What strategic competitive narrative ties model releases, open tooling, and a possible acquisition together?
Review Questions
- Which parts of the rollout are framed as the biggest developer wins: pricing, benchmarks, multimodal reasoning, or open-source tooling—and what evidence is given for each?
- How does “diffing” performance differ from “full file” generation in the benchmark discussion, and what implication does that have for choosing between o3-mini and o4-mini?

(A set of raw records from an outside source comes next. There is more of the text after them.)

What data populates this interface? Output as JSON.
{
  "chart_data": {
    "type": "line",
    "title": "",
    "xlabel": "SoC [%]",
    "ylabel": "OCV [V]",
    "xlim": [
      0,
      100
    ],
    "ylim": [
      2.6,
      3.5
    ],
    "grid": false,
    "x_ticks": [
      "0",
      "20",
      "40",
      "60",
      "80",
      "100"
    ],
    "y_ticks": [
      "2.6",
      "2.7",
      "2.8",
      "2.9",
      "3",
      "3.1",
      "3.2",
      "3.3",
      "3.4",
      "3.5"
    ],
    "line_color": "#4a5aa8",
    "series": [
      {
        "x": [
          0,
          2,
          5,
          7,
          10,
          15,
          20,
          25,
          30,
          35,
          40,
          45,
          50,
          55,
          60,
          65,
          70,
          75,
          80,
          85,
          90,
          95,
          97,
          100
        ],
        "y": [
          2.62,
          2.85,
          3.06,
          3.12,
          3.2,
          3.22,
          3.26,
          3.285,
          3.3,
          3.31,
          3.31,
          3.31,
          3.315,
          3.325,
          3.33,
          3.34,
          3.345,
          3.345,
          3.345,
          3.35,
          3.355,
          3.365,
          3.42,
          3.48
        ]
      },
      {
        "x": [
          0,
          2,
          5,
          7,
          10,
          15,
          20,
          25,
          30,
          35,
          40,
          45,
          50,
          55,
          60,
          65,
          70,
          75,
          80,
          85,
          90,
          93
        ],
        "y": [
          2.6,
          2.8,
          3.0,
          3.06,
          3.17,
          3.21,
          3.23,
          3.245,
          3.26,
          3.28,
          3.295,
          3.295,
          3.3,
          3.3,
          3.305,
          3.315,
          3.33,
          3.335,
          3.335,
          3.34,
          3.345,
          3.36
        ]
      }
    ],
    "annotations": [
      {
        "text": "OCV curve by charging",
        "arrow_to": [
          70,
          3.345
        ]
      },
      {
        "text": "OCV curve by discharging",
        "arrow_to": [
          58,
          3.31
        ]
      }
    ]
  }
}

- Why might extensive tool calls be both beneficial (accuracy) and risky (cost), according to the transcript’s examples?
Key Points
- 1
o4-mini is positioned as a high-value coding model with cited pricing of $110 per million input tokens and $4.40 per million output tokens.
- 2
o3-mini is described as strong but less broadly useful than o4-mini for tool-enabled tasks, with the transcript suggesting o4-mini can cover most developer needs.
- 3
Benchmarks cited include math and software engineering evaluations, where o4-mini and o3-mini are portrayed as competitive or improved versus earlier comparisons to Claude 3.5.
- 4
OpenAI’s models are described as performing multimodal reasoning by transforming images with tools (crop/zoom/rotate/flip) and using tools like search and Python during reasoning.
- 5
Codex is highlighted as an Apache-licensed, open-source terminal coding agent, contrasted with Claude Code’s non-open-source approach.
- 6
The rollout is framed as a developer-focused competitive strategy aimed at reducing Anthropic’s developer goodwill through lower costs, better tool workflows, and open tooling.
- 7
A reported acquisition discussion around Windsurf is presented as part of building IDE/workflow dominance in the “developer war.”